Doch es gibt immer noch Firmen, in denen Menschen gemeinsam arbeiten. Diese haben jedoch grosse Probleme, neue Mitarbeiter zu akquirieren.

Da die meisten Menschen von Medizin keine Ahnung haben und in den sozialen Medien massenweise ChatGPT generierte Fake-News im Umlauf sind, und wenn nicht, werden sie einfach erstellt, vereinsamen die Menschen. Denn jeder andere Mensch hat irgendeine Krankheit, die man selber nicht hat, die vielleicht ansteckend sein kann. Der Arzt könnte sich ja täuschen und die letzten Studien dazu? Wer weiss, vielleicht von Kriminellen oder anderen in Auftrag gegeben. Die jungen, gesunden Menschen, geben sich mit etwaigen kranken Menschen erst gar nicht ab, um das Risiko zu minimieren. Home Office ist die Rettung, um ein bisschen Geld zu verdienen. Doch durch das bedingungslose Grundeinkommen ist das nur was für Menschen mit Ambitionen.
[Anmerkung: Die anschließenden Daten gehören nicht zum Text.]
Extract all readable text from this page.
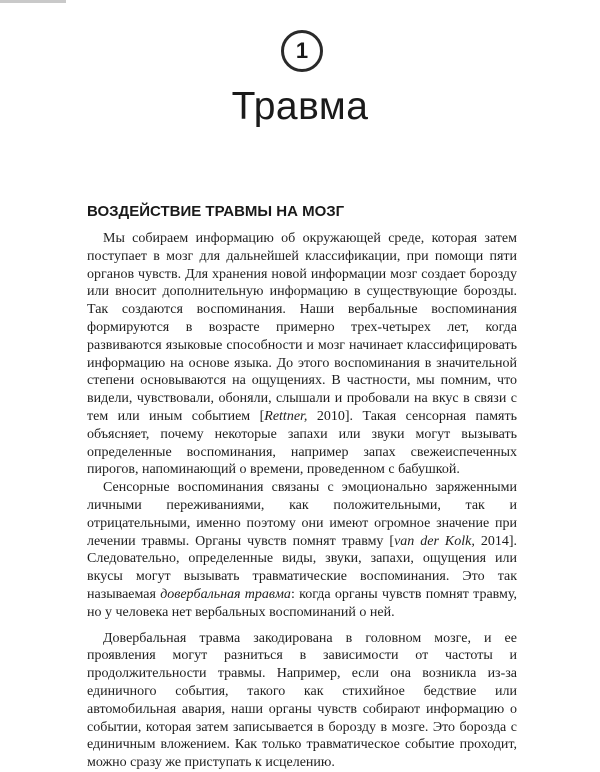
1
Травма
ВОЗДЕЙСТВИЕ ТРАВМЫ НА МОЗГ

Мы собираем информацию об окружающей среде, которая затем поступает в мозг для дальнейшей классификации, при помощи пяти органов чувств. Для хранения новой информации мозг создает борозду или вносит дополнительную информацию в существующие борозды. Так создаются воспоминания. Наши вербальные воспоминания формируются в возрасте примерно трех-четырех лет, когда развиваются языковые способности и мозг начинает классифицировать информацию на основе языка. До этого воспоминания в значительной степени основываются на ощущениях. В частности, мы помним, что видели, чувствовали, обоняли, слышали и пробовали на вкус в связи с тем или иным событием [Rettner, 2010]. Такая сенсорная память объясняет, почему некоторые запахи или звуки могут вызывать определенные воспоминания, например запах свежеиспеченных пирогов, напоминающий о времени, проведенном с бабушкой.

Сенсорные воспоминания связаны с эмоционально заряженными личными переживаниями, как положительными, так и отрицательными, именно поэтому они имеют огромное значение при лечении травмы. Органы чувств помнят травму [van der Kolk, 2014]. Следовательно, определенные виды, звуки, запахи, ощущения или вкусы могут вызывать травматические воспоминания. Это так называемая довербальная травма: когда органы чувств помнят травму, но у человека нет вербальных воспоминаний о ней.

Довербальная травма закодирована в головном мозге, и ее проявления могут разниться в зависимости от частоты и продолжительности травмы. Например, если она возникла из-за единичного события, такого как стихийное бедствие или автомобильная авария, наши органы чувств собирают информацию о событии, которая затем записывается в борозду в мозге. Это борозда с единичным вложением. Как только травматическое событие проходит, можно сразу же приступать к исцелению.
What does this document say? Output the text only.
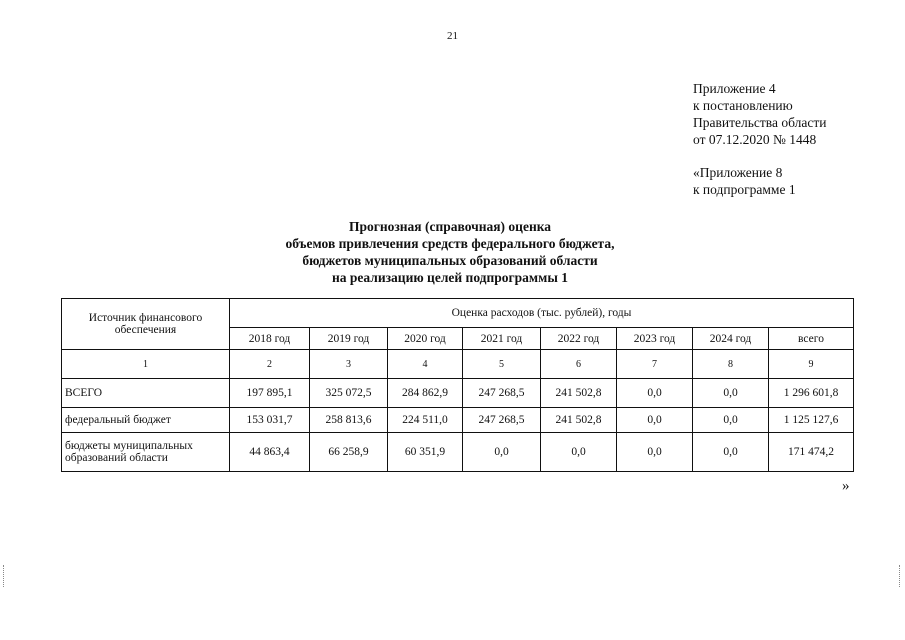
21
Приложение 4
к постановлению
Правительства области
от 07.12.2020 № 1448
«Приложение 8
к подпрограмме 1
Прогнозная (справочная) оценка
объемов привлечения средств федерального бюджета,
бюджетов муниципальных образований области
на реализацию целей подпрограммы 1
Источник финансового обеспечения	Оценка расходов (тыс. рублей), годы							
	2018 год	2019 год	2020 год	2021 год	2022 год	2023 год	2024 год	всего
1	2	3	4	5	6	7	8	9
ВСЕГО	197 895,1	325 072,5	284 862,9	247 268,5	241 502,8	0,0	0,0	1 296 601,8
федеральный бюджет	153 031,7	258 813,6	224 511,0	247 268,5	241 502,8	0,0	0,0	1 125 127,6
бюджеты муниципальных образований области	44 863,4	66 258,9	60 351,9	0,0	0,0	0,0	0,0	171 474,2
»
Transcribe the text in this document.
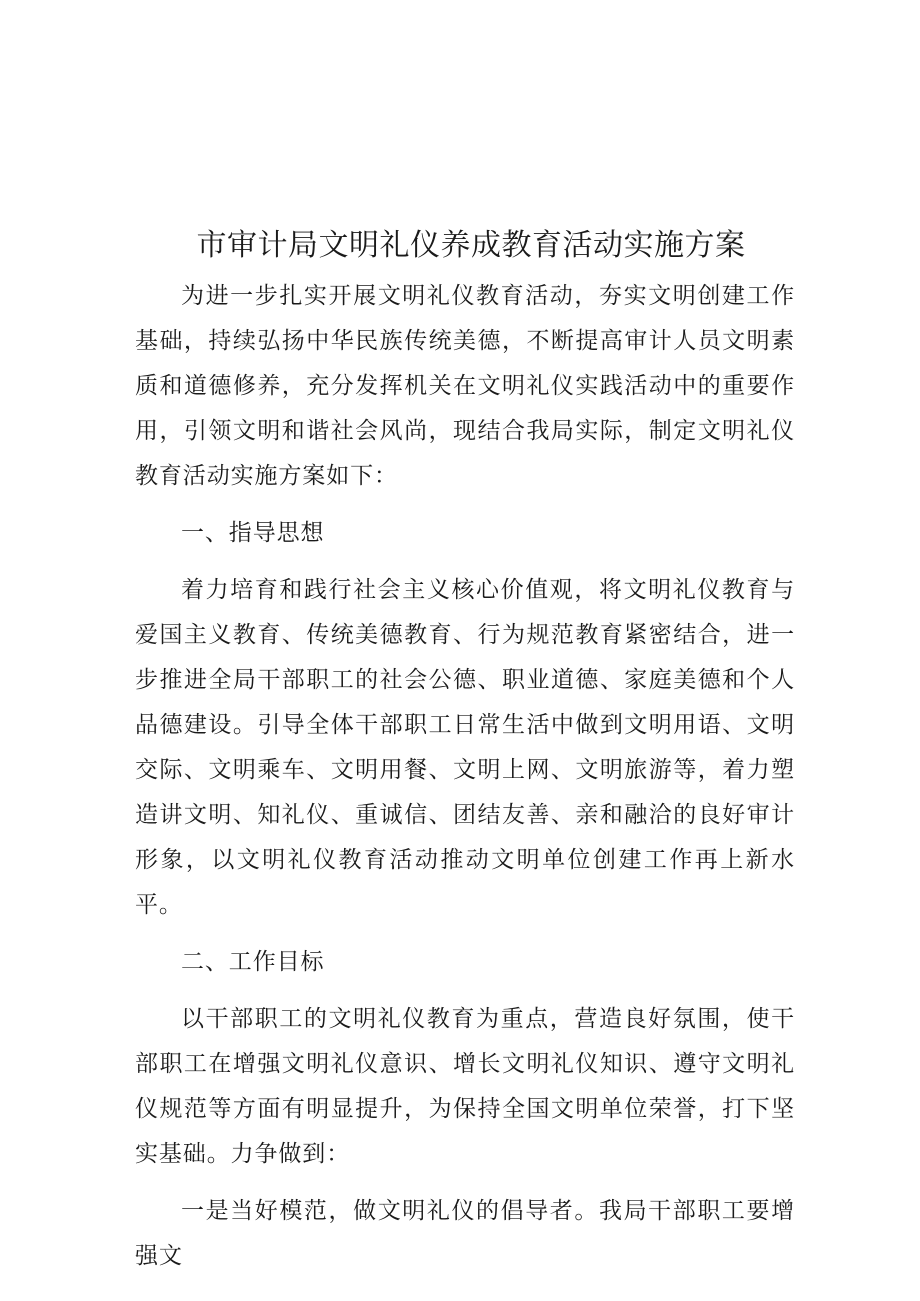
市审计局文明礼仪养成教育活动实施方案

为进一步扎实开展文明礼仪教育活动，夯实文明创建工作基础，持续弘扬中华民族传统美德，不断提高审计人员文明素质和道德修养，充分发挥机关在文明礼仪实践活动中的重要作用，引领文明和谐社会风尚，现结合我局实际，制定文明礼仪教育活动实施方案如下：

一、指导思想

着力培育和践行社会主义核心价值观，将文明礼仪教育与爱国主义教育、传统美德教育、行为规范教育紧密结合，进一步推进全局干部职工的社会公德、职业道德、家庭美德和个人品德建设。引导全体干部职工日常生活中做到文明用语、文明交际、文明乘车、文明用餐、文明上网、文明旅游等，着力塑造讲文明、知礼仪、重诚信、团结友善、亲和融洽的良好审计形象，以文明礼仪教育活动推动文明单位创建工作再上新水平。

二、工作目标

以干部职工的文明礼仪教育为重点，营造良好氛围，使干部职工在增强文明礼仪意识、增长文明礼仪知识、遵守文明礼仪规范等方面有明显提升，为保持全国文明单位荣誉，打下坚实基础。力争做到：

一是当好模范，做文明礼仪的倡导者。我局干部职工要增强文
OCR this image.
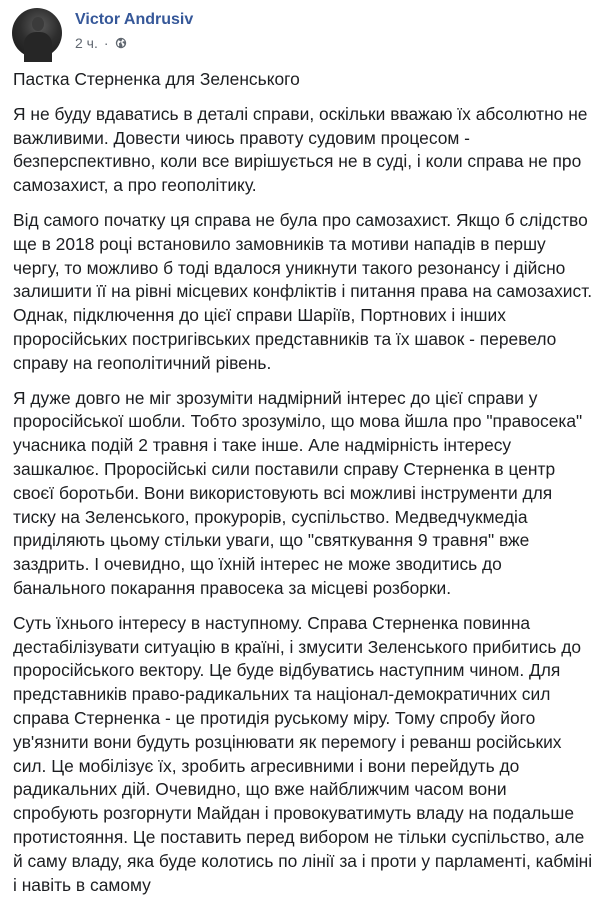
Victor Andrusiv
2 ч. ·

Пастка Стерненка для Зеленського

Я не буду вдаватись в деталі справи, оскільки вважаю їх абсолютно не важливими. Довести чиюсь правоту судовим процесом - безперспективно, коли все вирішується не в суді, і коли справа не про самозахист, а про геополітику.

Від самого початку ця справа не була про самозахист. Якщо б слідство ще в 2018 році встановило замовників та мотиви нападів в першу чергу, то можливо б тоді вдалося уникнути такого резонансу і дійсно залишити її на рівні місцевих конфліктів і питання права на самозахист. Однак, підключення до цієї справи Шаріїв, Портнових і інших проросійських постригівських представників та їх шавок - перевело справу на геополітичний рівень.

Я дуже довго не міг зрозуміти надмірний інтерес до цієї справи у проросійської шобли. Тобто зрозуміло, що мова йшла про "правосека" учасника подій 2 травня і таке інше. Але надмірність інтересу зашкалює. Проросійські сили поставили справу Стерненка в центр своєї боротьби. Вони використовують всі можливі інструменти для тиску на Зеленського, прокурорів, суспільство. Медведчукмедіа приділяють цьому стільки уваги, що "святкування 9 травня" вже заздрить. І очевидно, що їхній інтерес не може зводитись до банального покарання правосека за місцеві розборки.

Суть їхнього інтересу в наступному. Справа Стерненка повинна дестабілізувати ситуацію в країні, і змусити Зеленського прибитись до проросійського вектору. Це буде відбуватись наступним чином. Для представників право-радикальних та націонал-демократичних сил справа Стерненка - це протидія руському міру. Тому спробу його ув'язнити вони будуть розцінювати як перемогу і реванш російських сил. Це мобілізує їх, зробить агресивними і вони перейдуть до радикальних дій. Очевидно, що вже найближчим часом вони спробують розгорнути Майдан і провокуватимуть владу на подальше протистояння. Це поставить перед вибором не тільки суспільство, але й саму владу, яка буде колотись по лінії за і проти у парламенті, кабміні і навіть в самому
Markus will die Alubox verlassen, doch die Tür ist verschlossen. Bevor er fluchen kann, hört er die Stimme von Popeye Simpson wieder.

„Markus, Markus, Markus. Haben Sie während der letzten zwei Pandemien denn gar nichts gelernt? Wir waschen uns jetzt schön die Hände, mit Seife, 20 Sekunden lang.“

Markus schlurft zum Waschbecken. Ein Gutes hat das alles: Die Seifenspender sind immer gefüllt und die Qualität der Seife fühlt sich gut an und sie riecht angenehm. Während er sich also die Hände wäscht, imitiert Popeye Simpson auch ein Händewaschen und summt dabei Happy Birthday. Am Ende kommt ein Piepton und der Wasserfluss am Waschbecken stoppt.

Markus geht zum Händetrockner, wartet ein paar Sekunden und trottet zur Tür. Diese geht problemlos auf.

„Markus. Danke für Ihren Besuch und beehren Sie uns bald wieder. Aber gehen Sie vorher bitte zum Arzt. Wir haben ihn über die Werte schon informiert, eine Termineinladung bekommen Sie demnächst. Wir haben Ihrem Health Score -15 Punkte gegeben, für das nicht-selbständige Händewaschen und die Nichteinhaltung Ihrer Diät. Damit liegen Sie nur noch knapp über 700, einer wichtigen Grenze, wie Sie wissen. Auf Wiedersehen, Markus!“

Markus geht zum Auto, trotz allem erleichtert und steigt wieder auf den Beifahrersitz.